While individuals differ in how their metabolism functions, as some thrive on higher fat consumption and others need more carbohydrates, ensuring sufficient calorie intake during high training periods is key to preventing overtraining and staying healthy. Many runners will benefit from methods such as counting calories or carbohydrates, so long as they emphasize diet quality and balance rather than taking a more laissez-faire “if it fits your macros” approach.
Matt Fitzgerald’s The New Rules of Marathon and Half Marathon Nutrition is my favorite source for how to make sure you are eating to support your training. This book emphasizes consuming enough carbohydrates for long distance running in addition to eating high quality foods, but still allows (and even encourages) moderate consumption of treats such as sweets, fried foods, and alcoholic beverages. It’s still an intuitive approach, just one that deliberately prevents undereating during high mileage training.

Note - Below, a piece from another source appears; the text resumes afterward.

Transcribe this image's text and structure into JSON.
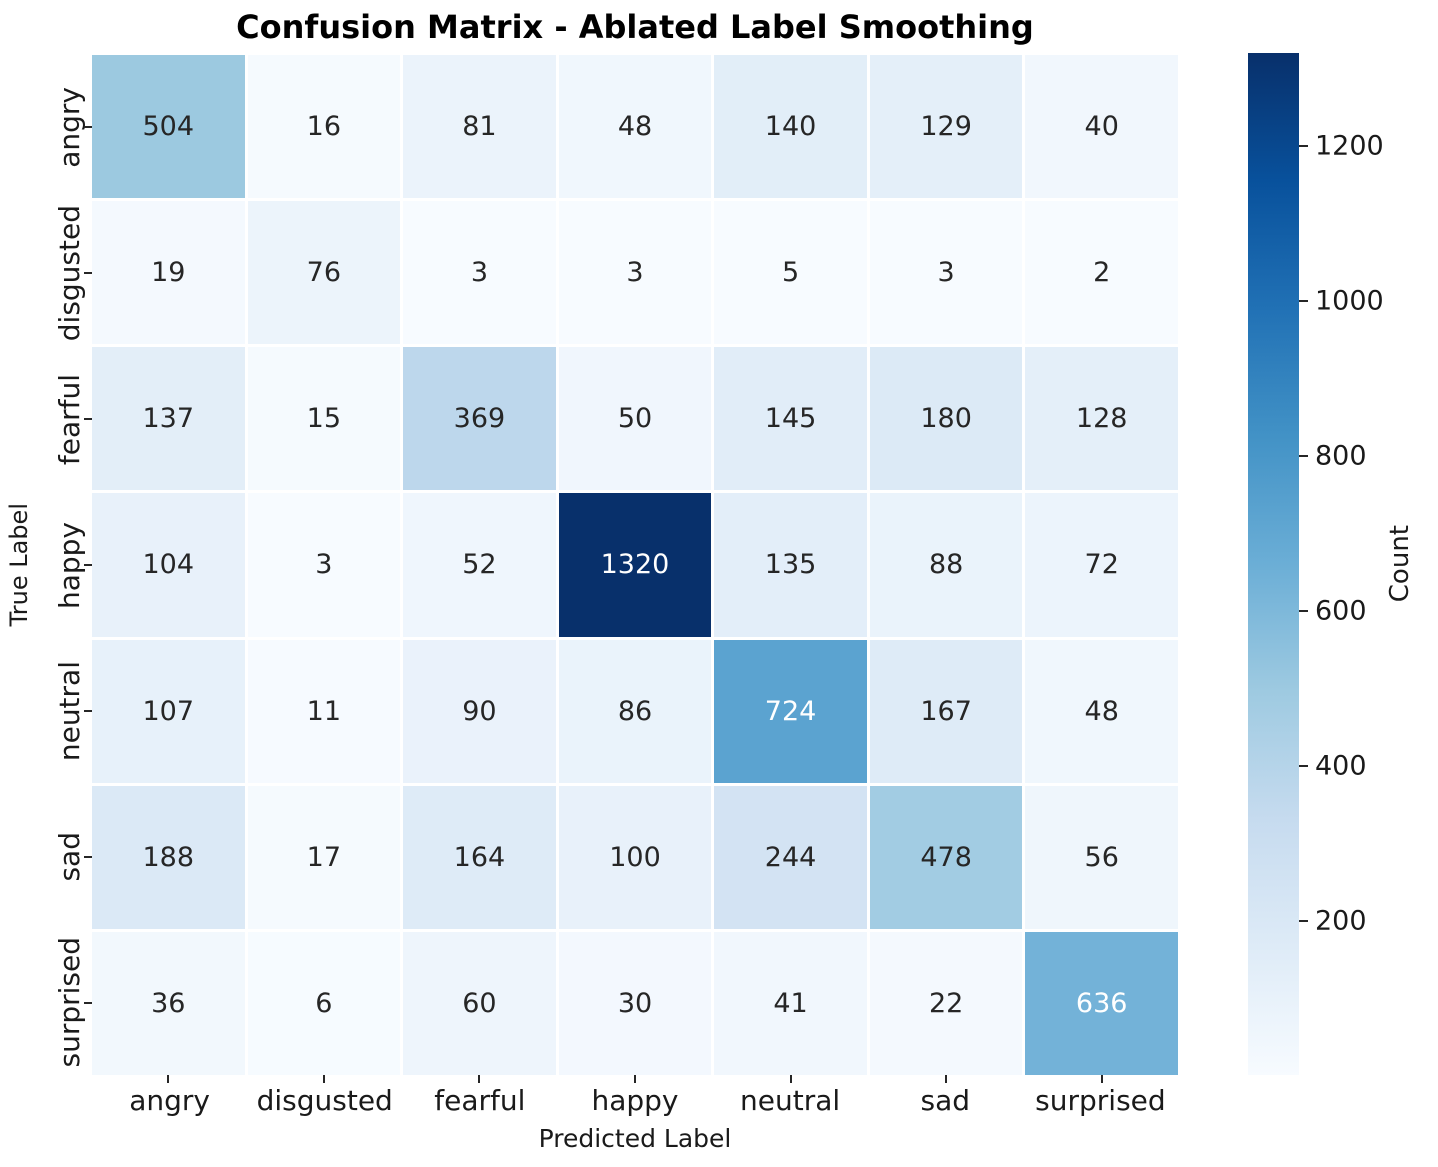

Like so many things, eating is about achieving balance, both mental and physical. You don’t want to deprive yourself, but you also don’t want to polish off a batch of cookies or every appetizer at the bar after exercise. Aristotle was onto something when he stated that happiness lies in neither extreme, but in the middle.
Meredith at the Cookie Chrunicles offers some practical tips for how to ditch the scale and make sure you eat enough to fuel your running in her post on achieving balance with your weight.
Maybe I’m reading into all of this too much, but as a running coach and a blogger, I’d much rather encourage balanced, intuitive, and simple eating than have the weight of encouraging disordered eating upon my conscience. I’m sure I’ve been discussing this topic more than enough lately, but I believe it’s a discussion worth having.
Do you struggle to eat enough during marathon training?
What’s your favorite indulgence food?
Do you agree? Disagree? Is undereating a concern for endurance athletes include long distance runners?